Quant à la dernière histoire, inspirée du conte de Chaucer "Il racconto del cuoco", elle n'est jamais vraiment drôle, trop répétitive (les apparitions du solide Ercole endossant tous les
costumes) et sans surprise. Quant à l'inceste il n'est pas consommé puisqu'il s'agit d'une imposture. Le thème s'effondre.
Reste le premier (tiré de The Franklin's tale) et surtout le troisième conte pour donner au film tout son intérêt. Du premier on retiendra essentiellement la séquence où trois laiderons obèses vêtues de haillons, les seins à l'air, violent le pauvre Aurelius au milieu des bois. Du troisième c'est surtout son originalité son aura résolument fantastique voire horrifique. On est d'ailleurs bien plus proche de l'Enfer de Dante que des contes cocasses de Chaucer même s'il s'inspire d'un de ses écrits: The pardoner's tale. Un joli hybride entre le poète et
Dante. Le conte est purement savoureux et très bien mis en scène, de son point de départ surréaliste (la rencontre avec la Mort pour la tuer) en passant par son développement (les manigances de chacun) au point de chute franchement fascinant et très bien fait: l'empalement sanglant des deux amants, les âmes qui sortent des trois corps et se dirigent vers les Enfers, une grotte rouge tout en flammes.
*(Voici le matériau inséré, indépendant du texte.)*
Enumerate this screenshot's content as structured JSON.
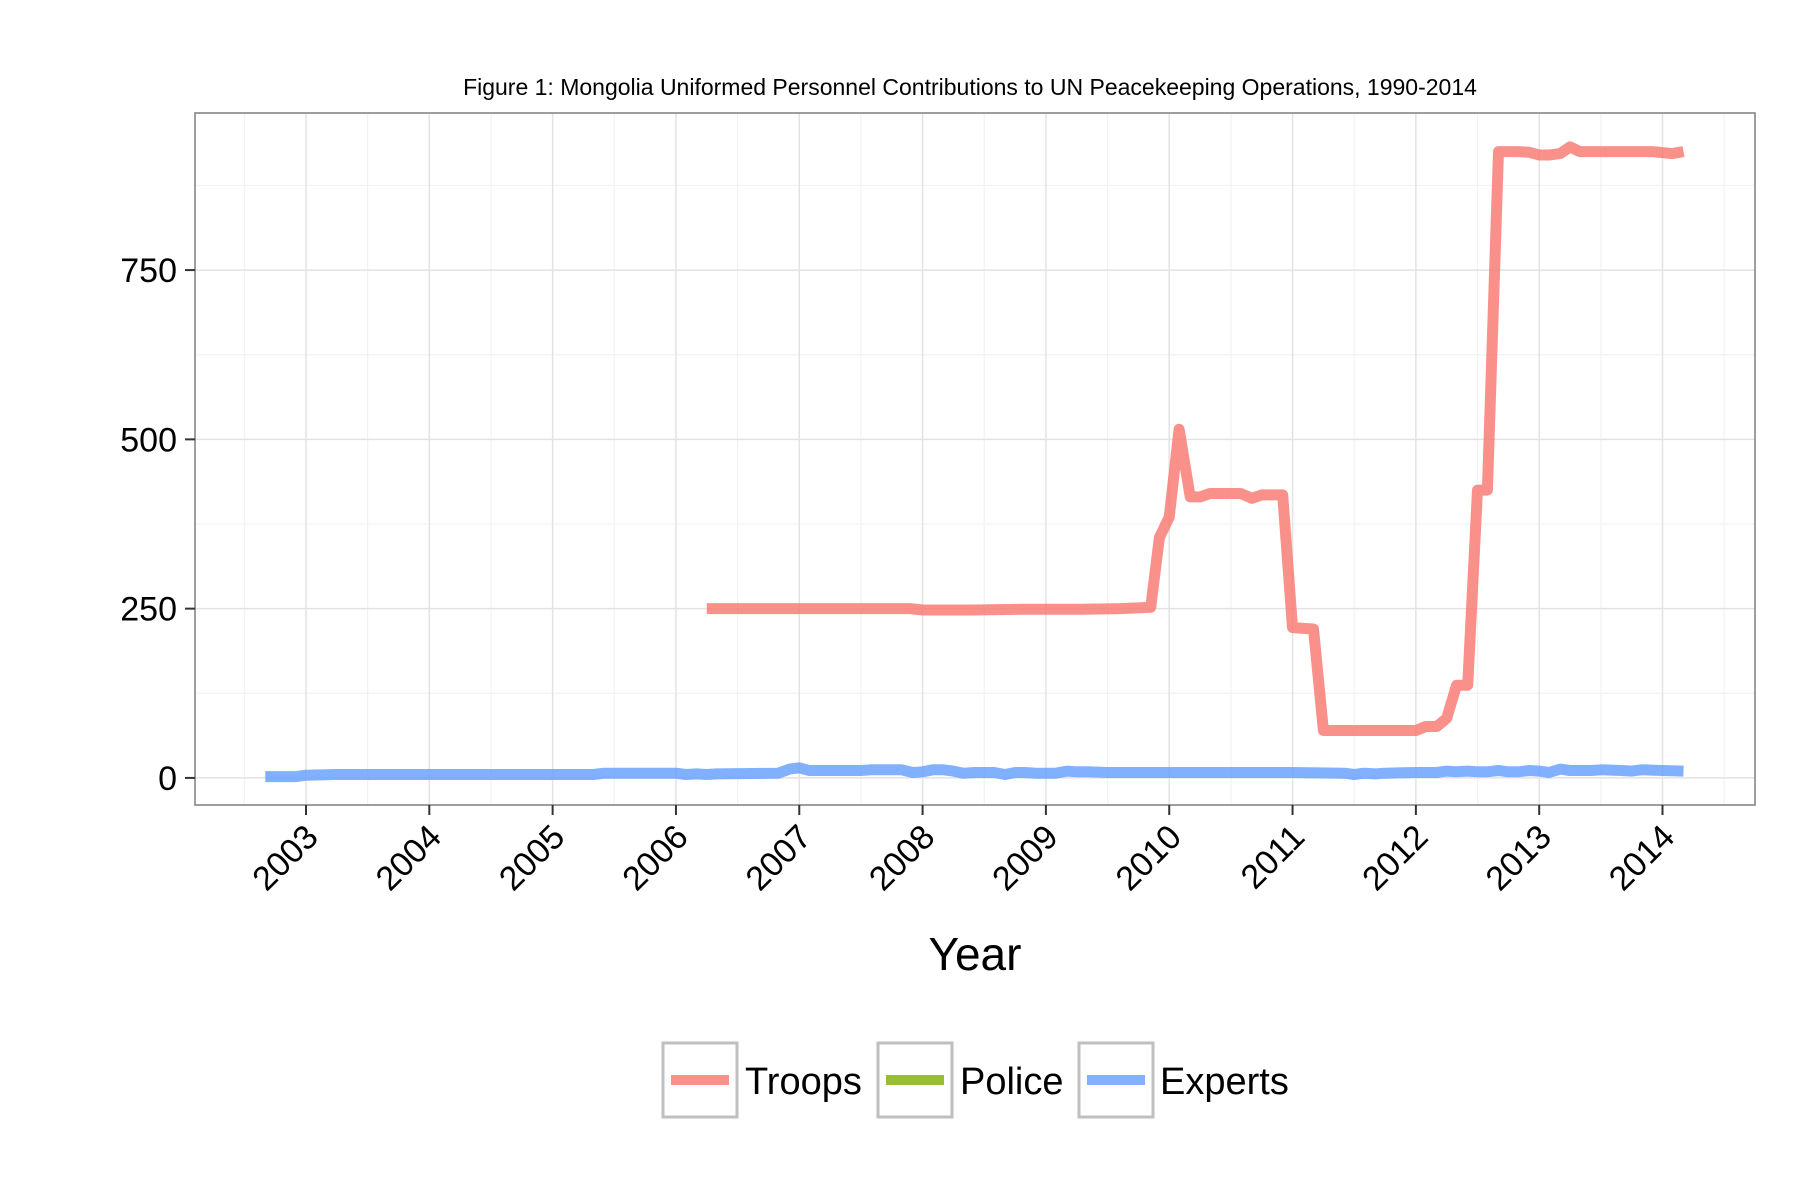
{
  "chart_data": {
    "type": "line",
    "title": "Figure 1: Mongolia Uniformed Personnel Contributions to UN Peacekeeping Operations, 1990-2014",
    "xlabel": "Year",
    "ylabel": "",
    "x_ticks": [
      "2003",
      "2004",
      "2005",
      "2006",
      "2007",
      "2008",
      "2009",
      "2010",
      "2011",
      "2012",
      "2013",
      "2014"
    ],
    "y_ticks": [
      0,
      250,
      500,
      750
    ],
    "xlim": [
      2002.1,
      2014.75
    ],
    "ylim": [
      -40,
      982
    ],
    "grid": true,
    "legend_position": "bottom",
    "series": [
      {
        "name": "Troops",
        "color": "#F8766D",
        "points": [
          [
            2006.25,
            250
          ],
          [
            2007.0,
            250
          ],
          [
            2007.5,
            250
          ],
          [
            2007.9,
            250
          ],
          [
            2008.0,
            248
          ],
          [
            2008.4,
            248
          ],
          [
            2008.8,
            249
          ],
          [
            2009.3,
            249
          ],
          [
            2009.6,
            250
          ],
          [
            2009.85,
            252
          ],
          [
            2009.92,
            355
          ],
          [
            2010.0,
            385
          ],
          [
            2010.08,
            515
          ],
          [
            2010.17,
            415
          ],
          [
            2010.25,
            415
          ],
          [
            2010.33,
            420
          ],
          [
            2010.58,
            420
          ],
          [
            2010.67,
            413
          ],
          [
            2010.75,
            418
          ],
          [
            2010.92,
            418
          ],
          [
            2011.0,
            222
          ],
          [
            2011.17,
            220
          ],
          [
            2011.25,
            70
          ],
          [
            2011.5,
            70
          ],
          [
            2011.75,
            70
          ],
          [
            2012.0,
            70
          ],
          [
            2012.08,
            76
          ],
          [
            2012.17,
            76
          ],
          [
            2012.25,
            88
          ],
          [
            2012.33,
            137
          ],
          [
            2012.42,
            137
          ],
          [
            2012.5,
            425
          ],
          [
            2012.58,
            425
          ],
          [
            2012.67,
            925
          ],
          [
            2012.83,
            925
          ],
          [
            2012.92,
            924
          ],
          [
            2013.0,
            920
          ],
          [
            2013.08,
            920
          ],
          [
            2013.17,
            922
          ],
          [
            2013.25,
            932
          ],
          [
            2013.33,
            925
          ],
          [
            2013.5,
            925
          ],
          [
            2013.75,
            925
          ],
          [
            2013.92,
            925
          ],
          [
            2014.08,
            922
          ],
          [
            2014.17,
            925
          ]
        ]
      },
      {
        "name": "Police",
        "color": "#7CAE00",
        "points": []
      },
      {
        "name": "Experts",
        "color": "#619CFF",
        "points": [
          [
            2002.67,
            2
          ],
          [
            2002.92,
            2
          ],
          [
            2003.0,
            4
          ],
          [
            2003.25,
            5
          ],
          [
            2004.0,
            5
          ],
          [
            2005.0,
            5
          ],
          [
            2005.33,
            5
          ],
          [
            2005.42,
            7
          ],
          [
            2005.5,
            7
          ],
          [
            2006.0,
            7
          ],
          [
            2006.08,
            5
          ],
          [
            2006.17,
            6
          ],
          [
            2006.25,
            5
          ],
          [
            2006.33,
            6
          ],
          [
            2006.83,
            7
          ],
          [
            2006.92,
            13
          ],
          [
            2007.0,
            15
          ],
          [
            2007.08,
            11
          ],
          [
            2007.5,
            11
          ],
          [
            2007.58,
            12
          ],
          [
            2007.83,
            12
          ],
          [
            2007.92,
            8
          ],
          [
            2008.0,
            9
          ],
          [
            2008.08,
            12
          ],
          [
            2008.17,
            12
          ],
          [
            2008.25,
            10
          ],
          [
            2008.33,
            7
          ],
          [
            2008.42,
            8
          ],
          [
            2008.58,
            8
          ],
          [
            2008.67,
            5
          ],
          [
            2008.75,
            8
          ],
          [
            2008.83,
            8
          ],
          [
            2008.92,
            7
          ],
          [
            2009.08,
            7
          ],
          [
            2009.17,
            10
          ],
          [
            2009.25,
            9
          ],
          [
            2009.33,
            9
          ],
          [
            2009.5,
            8
          ],
          [
            2010.0,
            8
          ],
          [
            2010.5,
            8
          ],
          [
            2011.0,
            8
          ],
          [
            2011.42,
            7
          ],
          [
            2011.5,
            5
          ],
          [
            2011.58,
            7
          ],
          [
            2011.67,
            6
          ],
          [
            2011.75,
            7
          ],
          [
            2012.0,
            8
          ],
          [
            2012.17,
            8
          ],
          [
            2012.25,
            10
          ],
          [
            2012.33,
            9
          ],
          [
            2012.42,
            10
          ],
          [
            2012.5,
            9
          ],
          [
            2012.58,
            9
          ],
          [
            2012.67,
            11
          ],
          [
            2012.75,
            9
          ],
          [
            2012.83,
            9
          ],
          [
            2012.92,
            11
          ],
          [
            2013.0,
            10
          ],
          [
            2013.08,
            8
          ],
          [
            2013.17,
            13
          ],
          [
            2013.25,
            11
          ],
          [
            2013.42,
            11
          ],
          [
            2013.5,
            12
          ],
          [
            2013.67,
            11
          ],
          [
            2013.75,
            10
          ],
          [
            2013.83,
            12
          ],
          [
            2014.0,
            11
          ],
          [
            2014.17,
            10
          ]
        ]
      }
    ]
  }
}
On ajoutera au crédit du film une remarquable photographie qui met en valeur de fort jolis décors, de très belles couleurs le plus souvent chatoyantes et une distribution comme souvent dans ce filon tout à fait alléchantes. A l'affiche on retrouve en effet Dada Galotti (la
veuve zoophile), Greta Vayan, Shirley Corrigan, Dalila Di Lazzaro dans une de toutes premières apparitions à l'écran (un plan furtif où, totalement nue, elle papillonne sur la plage dans le premier sketch), Patrizia Adiutori, l'américaine Lisa Seagram et l'apparition non créditée de Mara Krupp. Elles sont notamment entourées de Rik Battaglia, Franco Mazzieri et surtout Federico Boido (Rick Boyd), une des figures récurrentes du western-spaghetti, habitué aux rôles de méchants, qu'on admirera pour la toute première fois (et dernière) totalement nu, de superbes nus dorsaux dont on se régalera.
Loin de la vulgarité des décamérotiques traditionnelles, celle de Shadow est une petite curiosité devenue rare qui vaut essentiellement pour sa superbe photographie, ses couleurs flamboyantes, une mise en scène travaillée, sa lancinante partition et surtout l'étrangeté, le coté hypnotique de son troisième et Dantesque segment. On regrettera simplement que les sujets les plus déviants aient été si mal traités. Quoiqu'il en soit, voilà une canterbérotique à découvrir pour les amateurs du genre.